Oranje-Kolonne: Für große Begeisterung sorgte am Sonntag eine Gruppe niederländischer Fans in Leipzig vor dem Auftaktspiel gegen Serbien und Montenegro. Die fahnenschwenkenden Anhänger des zweimaligen WM-Finalisten hatten zwölf alte Trabis gekauft, natürlich in Oranje umlackiert und eine Wagenkolonne durch die Stadt gestartet.

VerzÖGerung: Auch die Reitsport-Fans beim Turnier im niederländischen De Steeg bei Arnheim mussten der Fußball-WM Tribut zollen. Wegen der Übertragung des ersten WM-Spiels desoranje-Teams am Sonntag in Leipzig gegen Serbien und Montenegro wurde der Große Preis der Springreiter kurzerhand unterbrochen. Erst nach Spielende wurden der zweite Umlauf und das Stechen durchgeführt.

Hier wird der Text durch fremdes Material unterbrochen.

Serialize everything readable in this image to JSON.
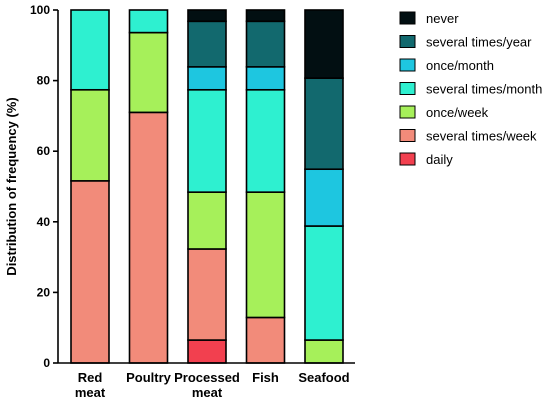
{
  "chart_data": {
    "type": "bar",
    "stacked": true,
    "title": "",
    "xlabel": "",
    "ylabel": "Distribution of frequency (%)",
    "ylim": [
      0,
      100
    ],
    "yticks": [
      0,
      20,
      40,
      60,
      80,
      100
    ],
    "grid": false,
    "legend_position": "right",
    "categories": [
      [
        "Red",
        "meat"
      ],
      [
        "Poultry"
      ],
      [
        "Processed",
        "meat"
      ],
      [
        "Fish"
      ],
      [
        "Seafood"
      ]
    ],
    "series": [
      {
        "name": "daily",
        "color": "#f2404f",
        "values": [
          0,
          0,
          6.5,
          0,
          0
        ]
      },
      {
        "name": "several times/week",
        "color": "#f28b7a",
        "values": [
          51.6,
          71.0,
          25.8,
          12.9,
          0
        ]
      },
      {
        "name": "once/week",
        "color": "#a6f05a",
        "values": [
          25.8,
          22.6,
          16.1,
          35.5,
          6.5
        ]
      },
      {
        "name": "several times/month",
        "color": "#2ef0d0",
        "values": [
          22.6,
          6.4,
          29.0,
          29.0,
          32.3
        ]
      },
      {
        "name": "once/month",
        "color": "#1ec6e0",
        "values": [
          0,
          0,
          6.5,
          6.5,
          16.1
        ]
      },
      {
        "name": "several times/year",
        "color": "#12696e",
        "values": [
          0,
          0,
          12.9,
          12.9,
          25.8
        ]
      },
      {
        "name": "never",
        "color": "#020f12",
        "values": [
          0,
          0,
          3.2,
          3.2,
          19.3
        ]
      }
    ]
  }
}
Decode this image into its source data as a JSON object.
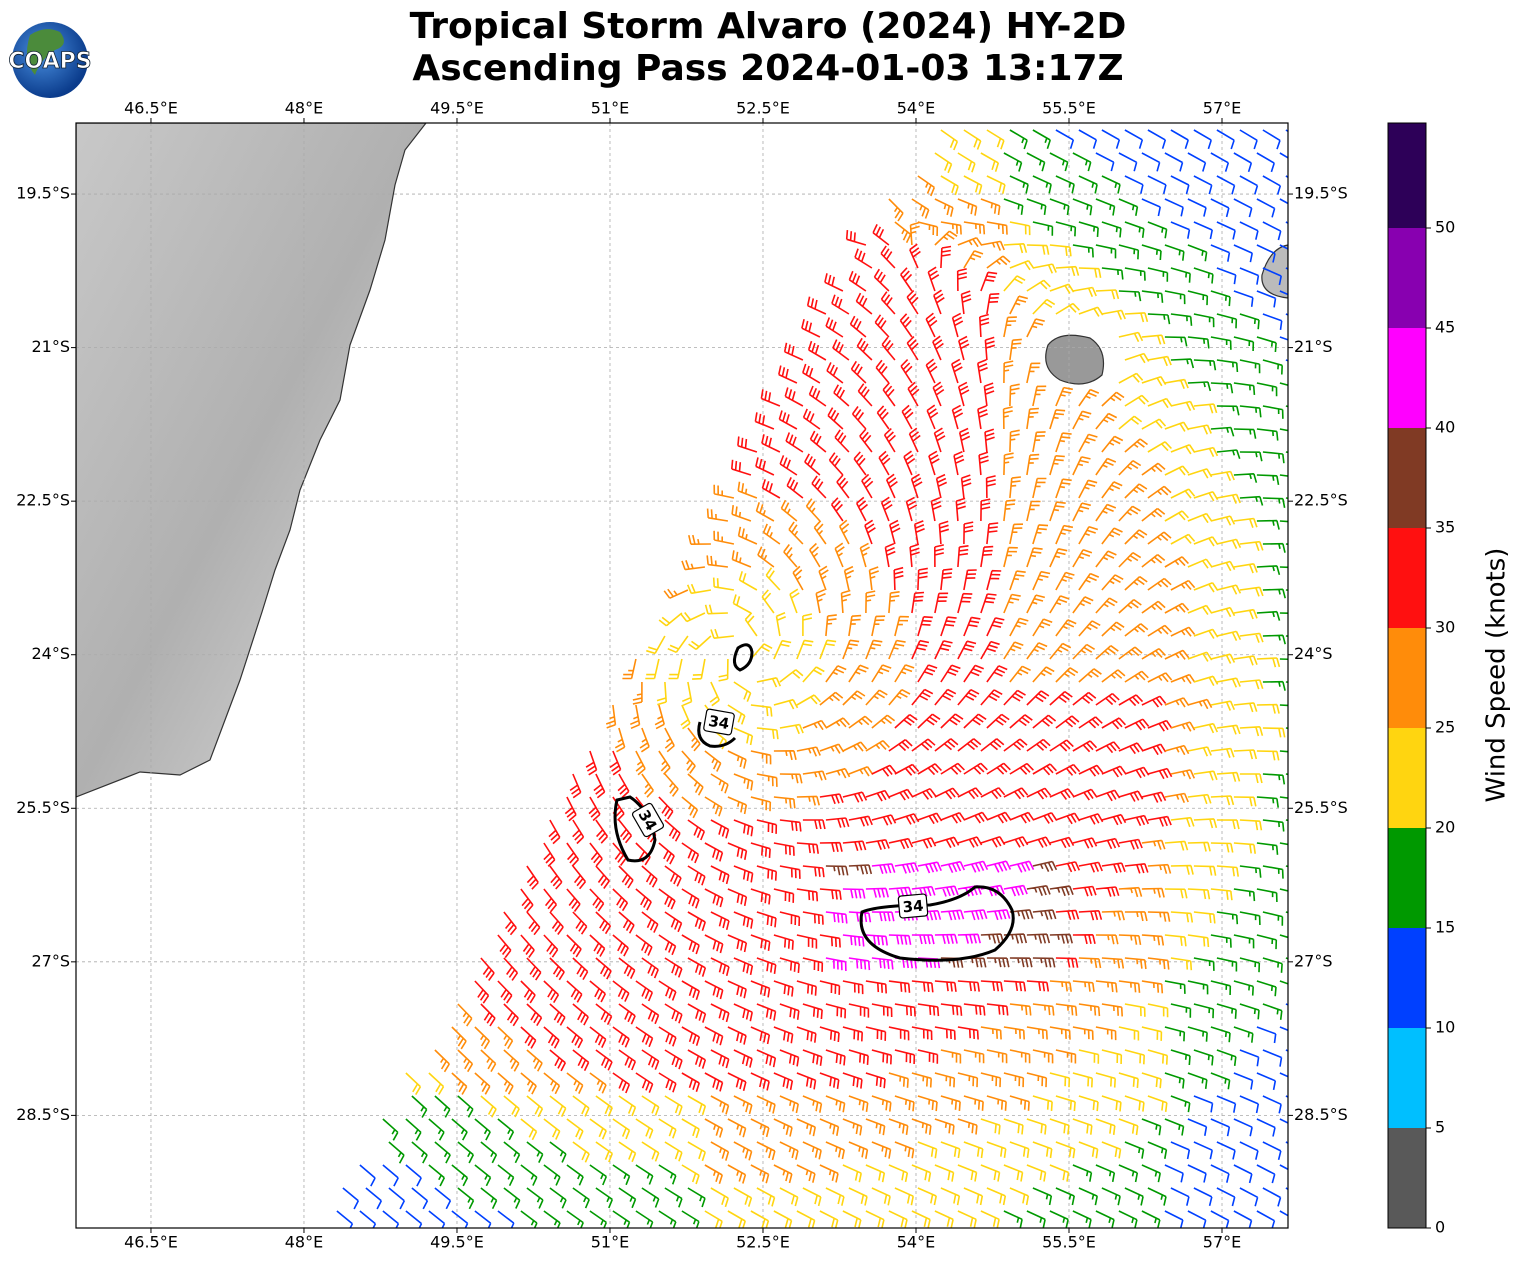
{
  "title": "Tropical Storm Alvaro (2024) HY-2D",
  "subtitle": "Ascending Pass 2024-01-03 13:17Z",
  "logo_text": "COAPS",
  "contour_label": "34",
  "map": {
    "xlim": [
      45.765,
      57.647
    ],
    "ylim": [
      -29.6,
      -18.806
    ],
    "xticks": [
      {
        "value": 46.5,
        "label": "46.5°E"
      },
      {
        "value": 48,
        "label": "48°E"
      },
      {
        "value": 49.5,
        "label": "49.5°E"
      },
      {
        "value": 51,
        "label": "51°E"
      },
      {
        "value": 52.5,
        "label": "52.5°E"
      },
      {
        "value": 54,
        "label": "54°E"
      },
      {
        "value": 55.5,
        "label": "55.5°E"
      },
      {
        "value": 57,
        "label": "57°E"
      }
    ],
    "yticks": [
      {
        "value": -19.5,
        "label": "19.5°S"
      },
      {
        "value": -21,
        "label": "21°S"
      },
      {
        "value": -22.5,
        "label": "22.5°S"
      },
      {
        "value": -24,
        "label": "24°S"
      },
      {
        "value": -25.5,
        "label": "25.5°S"
      },
      {
        "value": -27,
        "label": "27°S"
      },
      {
        "value": -28.5,
        "label": "28.5°S"
      }
    ]
  },
  "colorbar": {
    "label": "Wind Speed (knots)",
    "lim": [
      0,
      55.25
    ],
    "bounds": [
      0,
      5,
      10,
      15,
      20,
      25,
      30,
      35,
      40,
      45,
      50,
      55.25
    ],
    "colors": [
      "#595959",
      "#00bfff",
      "#0040ff",
      "#009900",
      "#ffd510",
      "#ff8c0a",
      "#ff1010",
      "#803a24",
      "#ff00ff",
      "#8800b0",
      "#2d0058"
    ],
    "ticks": [
      0,
      5,
      10,
      15,
      20,
      25,
      30,
      35,
      40,
      45,
      50
    ]
  }
}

Zuversicht: Auf der Mannschaft von Frankreich lastet bei der WM-Endrunde in Deutschland ein besonderer Erwartungsdruck. Laut einer Umfrage des Ifop-Institutes in Paris glaubt jeder dritte Franzose fest an den zweiten Titelgewinn der "Equipe tricolore" nach 1998. Wie die Mehrheit seiner Landsleute denkt auch Nationaltrainer Raymond Domenech, der am Wochenende bekräftigt hatte, das für ihn "einzig und allein der Titel" zähle.

Brooklyn: David Beckhams siebenjähriger Sohn Brooklyn war am Samstag beim Sieg gegen Paraguay der einzige Engländer im Stadion, der nach Ende der 90 Minuten traurig und tränenüberströmt auf der Tribüne der Frankfurter WM-Arena saß. Da konnte auch Mama Victoria, die ihren Erstgeborenen beinahe während des gesamten Spiels auf ihrem Schoß sitzen hatte, nur noch trösten. Offenbar enttäuschte Brooklyn, dass er voraussichtlich länger als nur bis zum Ende der Vorrunde auf seinen Papa verzichten muss.